A safety item that I want to share is one that we hear at this time, every year – FIREWORKS SAFETY. We hear this so much that out of habit, I have a tendency to let it go in one ear and out the other, but on July 4th, 2008 this hit close to home.
My favorite celebration with my family is the 4th of July. We make this an all-day event with swimming, games, food, etc., but most of all PARACHUTES.
We had a multiple-shot parachute that year with at least 50 shots. A family member placed the item on the lawn, just east of where we were sitting. The kids were prepared to run to catch falling parachutes as well as some adults. The wick was lit, the anticipation was climbing. The first one shot out BOOM. Let the running begin! The power of the first shots being fired, however, caused the firework to tip over and shoot in the direction of where we were sitting. There was no time to react. A family member tried to kick the fireworks to a different direction, but with multiple shots being fired, they just kept coming.

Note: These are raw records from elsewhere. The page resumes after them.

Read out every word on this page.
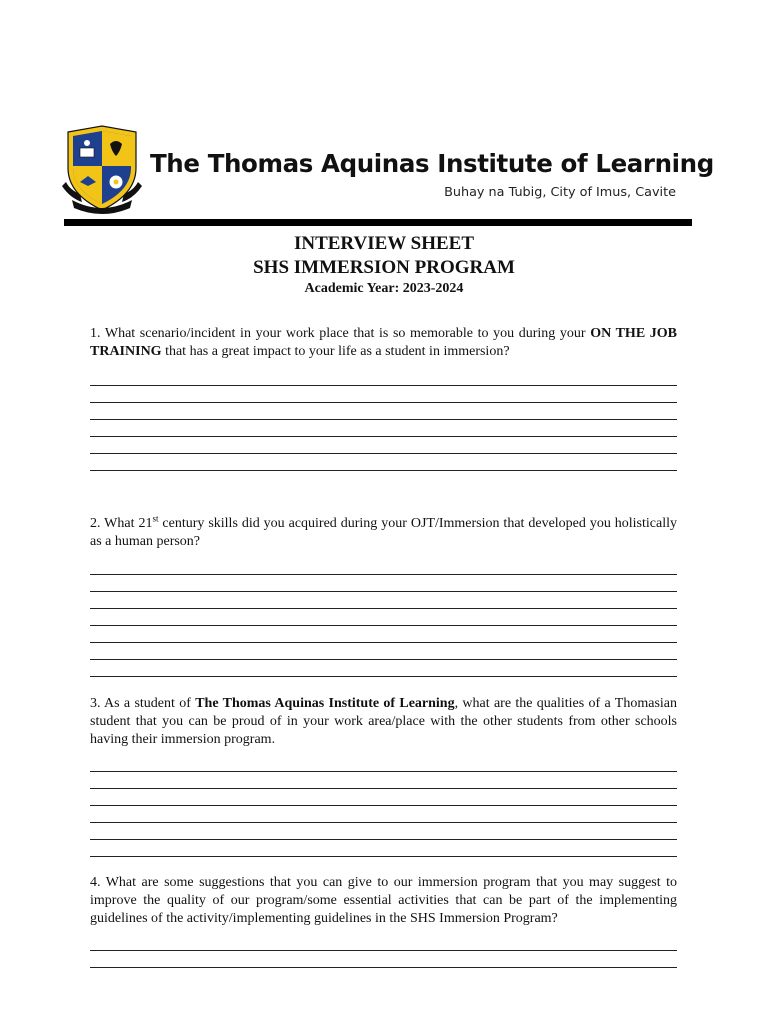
The Thomas Aquinas Institute of Learning
Buhay na Tubig, City of Imus, Cavite
INTERVIEW SHEET
SHS IMMERSION PROGRAM
Academic Year: 2023-2024
1. What scenario/incident in your work place that is so memorable to you during your ON THE JOB TRAINING that has a great impact to your life as a student in immersion?
2. What 21st century skills did you acquired during your OJT/Immersion that developed you holistically as a human person?
3. As a student of The Thomas Aquinas Institute of Learning, what are the qualities of a Thomasian student that you can be proud of in your work area/place with the other students from other schools having their immersion program.
4. What are some suggestions that you can give to our immersion program that you may suggest to improve the quality of our program/some essential activities that can be part of the implementing guidelines of the activity/implementing guidelines in the SHS Immersion Program?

As a parent, your heart sinks to your stomach, and you start praying.
After the smoke cleared, we were checking to see if everybody was OK. They weren’t. My one-year-old Rylie had been hit. As a parent, your heart sinks to your stomach, and you start praying. Rylie had been hit two times. One in the side of the neck and the other on the arm. The mark on the neck was a simple round circle where part of the casing had hit her. The arm had a sizable burn.
Walking into the doctor’s office was the worst feeling ever. How could I have let this happen to my child?
Upon examination the doctor said she had second-degree burns. It was blistering and in order for her not to have a scar on her arm they needed to scrape the area. They took a brush and scrubbed on the area where the skin had blistered. I sit and hold my baby down while she is screaming in unbearable pain. This had to be done on two different occasions.
While Rylie was little enough not to remember it, it has left a scar on me.
Before anything you do, take the time to assess what all could possibly go wrong and have an answer in your mind. Lesson’s learned, if I would have asked myself “what could go wrong in this situation?” I might have had my children safely behind a vehicle or porch and I might have made sure the parachutes were lit on a flat, stable surface.